The crux of the problem with women and disabled children and abortion is the matter of personhood.  When the above mentioned things happen, my response is to assert that Robert is a person.  But I live in a world where disability is a reasonable justification for aborting a fetus.  And, like the researcher/mother in Ayelet Waldman's tale, the mother of the disabled child who tells Ayelet that it's OK to have an abortion because living with disability is so difficult, I'd probably say something similar to anyone who asked.  How could I wish on someone else the impossibility of the life that has been handed to me?  How could I tell someone else they should be forced to live it?  

Yet, despite the moral absolution I would grant my fellow mothers, I have to suffer the indignity of a tone-deaf pro-choice rhetoric, which asserts that a fetus is not a person.  But a fetus with disabilities is aborted because one knows one doesn't have the emotional or financial resources to nurture such a person, the person the fetus will become.  Or, perhaps some feel the fetus is aborted because a 'defective' fetus is not going to be a person anyway. 

And this is tragedy and an expression of hamartia.  Because if I grant another mother absolution, and other women make the decision to put first themselves and their other duties and commitments before giving birth to someone with disabilities, and there are people out there who simply feel that some people with disabilities are not persons at all--what results from all of this?  A slippage in the definition of personhood.  Moth-holes in the fabric of community that give rise to the logic of denying healthcare and education to children with disabilities because their amelioration serves no clearly defined political or policy purpose.  And many worse things.  

And that's tragedy because there is nowhere to point the finger of blame.  No man is an island, right?

3 comments:

Maggie May said...

I enjoyed reading the carefully thought out and explained steps in your process through this.
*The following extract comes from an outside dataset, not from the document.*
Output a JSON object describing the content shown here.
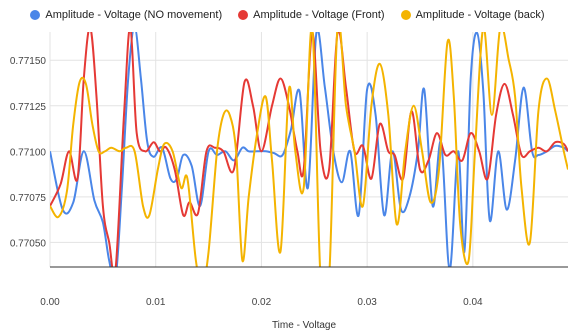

I have been wanting to read Ayelet's book since I read she was bipolar, as is my husband. You have a great heart and mind, and although I cannot in my pregnant fog offer opinions, I'm glad I read yours.

Elizabeth said...

i am, as always, hanging on your every word because all of them are helping to clarify inside of me what is inchoate -- this idea of personhood, primarily, and how to define and why should we define it when it's self-evident,

jeneva said...

Thanks, Maggie and Elizabeth. Ayelet's book sounds really interesting. I didn't mean to be overly critical of her--I hope I didn't come across that way. I just keep looking for some kind of third way through the abortion morass.

Congratulations, too, Maggie May! When are you due?